Dr. George, along with Georgia environmental regulators, area landowners and volunteers from the Conasauga River Alliance, spent about two weeks in October and November scooping darters from a privately owned, silt-strangled spring. The volunteers cleaned the fishes' habitat while the tiny creatures took a short vacation to the Conservation Institute fishery near Cohutta, Ga.

The coldwater darter lives in only 13 places worldwide -- all in Tennessee, Georgia and Alabama. One of those places is a natural coldwater spring on the four-generation Badger family farm near the border of Whitfield and Catoosa counties.

The nature helpers vacuumed water and sediment from the spring and took it to a neighbor's field, where they poured it through straw bales to filter the sediment-laden runoff. The cleaned water flowed by gravity back into the spring.

Despite some frustration when some fancy vacuum filter bags didn't work as planned, the effort ultimately was successful and workers removed about two feet of sediment from the spring.

"The fish are home now, where they hopefully will find more room to grow and multiply," Alliance Director Josh Smith said.

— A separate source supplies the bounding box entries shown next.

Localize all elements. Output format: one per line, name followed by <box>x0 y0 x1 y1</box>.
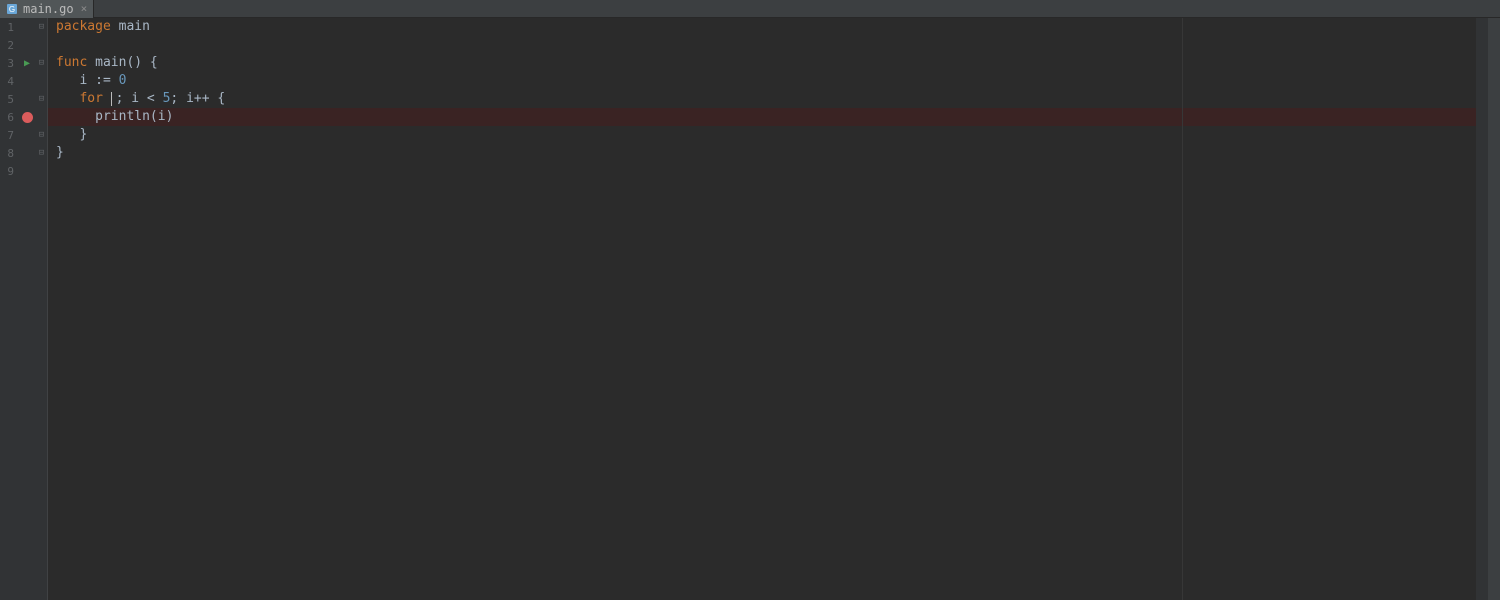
line-number: 1 <box>0 21 18 34</box>
run-gutter[interactable]: ▶ <box>18 54 36 72</box>
gutter: 1 2 3 4 5 6 7 8 9 ▶ ⊟ ⊟ ⊟ <box>0 18 48 600</box>
line-number-column: 1 2 3 4 5 6 7 8 9 <box>0 18 18 600</box>
fold-open-icon: ⊟ <box>39 59 44 68</box>
fold-close-icon: ⊟ <box>39 149 44 158</box>
breakpoint-gutter[interactable] <box>18 108 36 126</box>
line-number: 8 <box>0 147 18 160</box>
fold-toggle[interactable]: ⊟ <box>36 144 47 162</box>
close-icon[interactable]: × <box>79 2 88 15</box>
fold-toggle[interactable]: ⊟ <box>36 54 47 72</box>
fold-toggle[interactable]: ⊟ <box>36 126 47 144</box>
file-tab[interactable]: G main.go × <box>0 0 94 18</box>
code-line: package main <box>48 18 1476 36</box>
svg-text:G: G <box>9 5 15 14</box>
line-number: 2 <box>0 39 18 52</box>
fold-column: ⊟ ⊟ ⊟ ⊟ ⊟ <box>36 18 48 600</box>
tab-filename: main.go <box>23 2 74 16</box>
line-number: 7 <box>0 129 18 142</box>
line-number: 5 <box>0 93 18 106</box>
gutter-icons-column: ▶ <box>18 18 36 600</box>
code-line: } <box>48 144 1476 162</box>
marker-strip[interactable] <box>1476 18 1488 600</box>
code-area[interactable]: package main func main() { i := 0 for ; … <box>48 18 1476 600</box>
fold-open-icon: ⊟ <box>39 23 44 32</box>
code-line <box>48 162 1476 180</box>
code-line-breakpoint: println(i) <box>48 108 1476 126</box>
run-icon: ▶ <box>24 58 30 69</box>
breakpoint-icon <box>22 112 33 123</box>
tab-bar: G main.go × <box>0 0 1500 18</box>
fold-toggle[interactable]: ⊟ <box>36 90 47 108</box>
code-line: func main() { <box>48 54 1476 72</box>
code-line: for ; i < 5; i++ { <box>48 90 1476 108</box>
line-number: 4 <box>0 75 18 88</box>
fold-toggle[interactable]: ⊟ <box>36 18 47 36</box>
vertical-scrollbar[interactable] <box>1488 18 1500 600</box>
code-line: } <box>48 126 1476 144</box>
line-number: 3 <box>0 57 18 70</box>
line-number: 6 <box>0 111 18 124</box>
fold-open-icon: ⊟ <box>39 95 44 104</box>
fold-close-icon: ⊟ <box>39 131 44 140</box>
line-number: 9 <box>0 165 18 178</box>
go-file-icon: G <box>6 3 18 15</box>
editor-area: 1 2 3 4 5 6 7 8 9 ▶ ⊟ ⊟ ⊟ <box>0 18 1500 600</box>
code-line: i := 0 <box>48 72 1476 90</box>
code-line <box>48 36 1476 54</box>
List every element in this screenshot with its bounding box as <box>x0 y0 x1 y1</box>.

Dr. George is pleased with what she sees as today's wider acceptance of "green" attitudes.

"There's just a growing awareness that this is something that is all of our responsibilities," she said.

The researchers, regulators and volunteers plan to go back in the spring for another cleaning, hoping to get out another foot of dirt.

But this time they won't need more money. Thanks to the help of the landowners and their neighbors, as well as the donated services of the Dalton-Whitfield Regional Solid Waste Management Authority, the rescuers still have funds left over from the original $14,500 National Fish and Wildlife Foundation grant.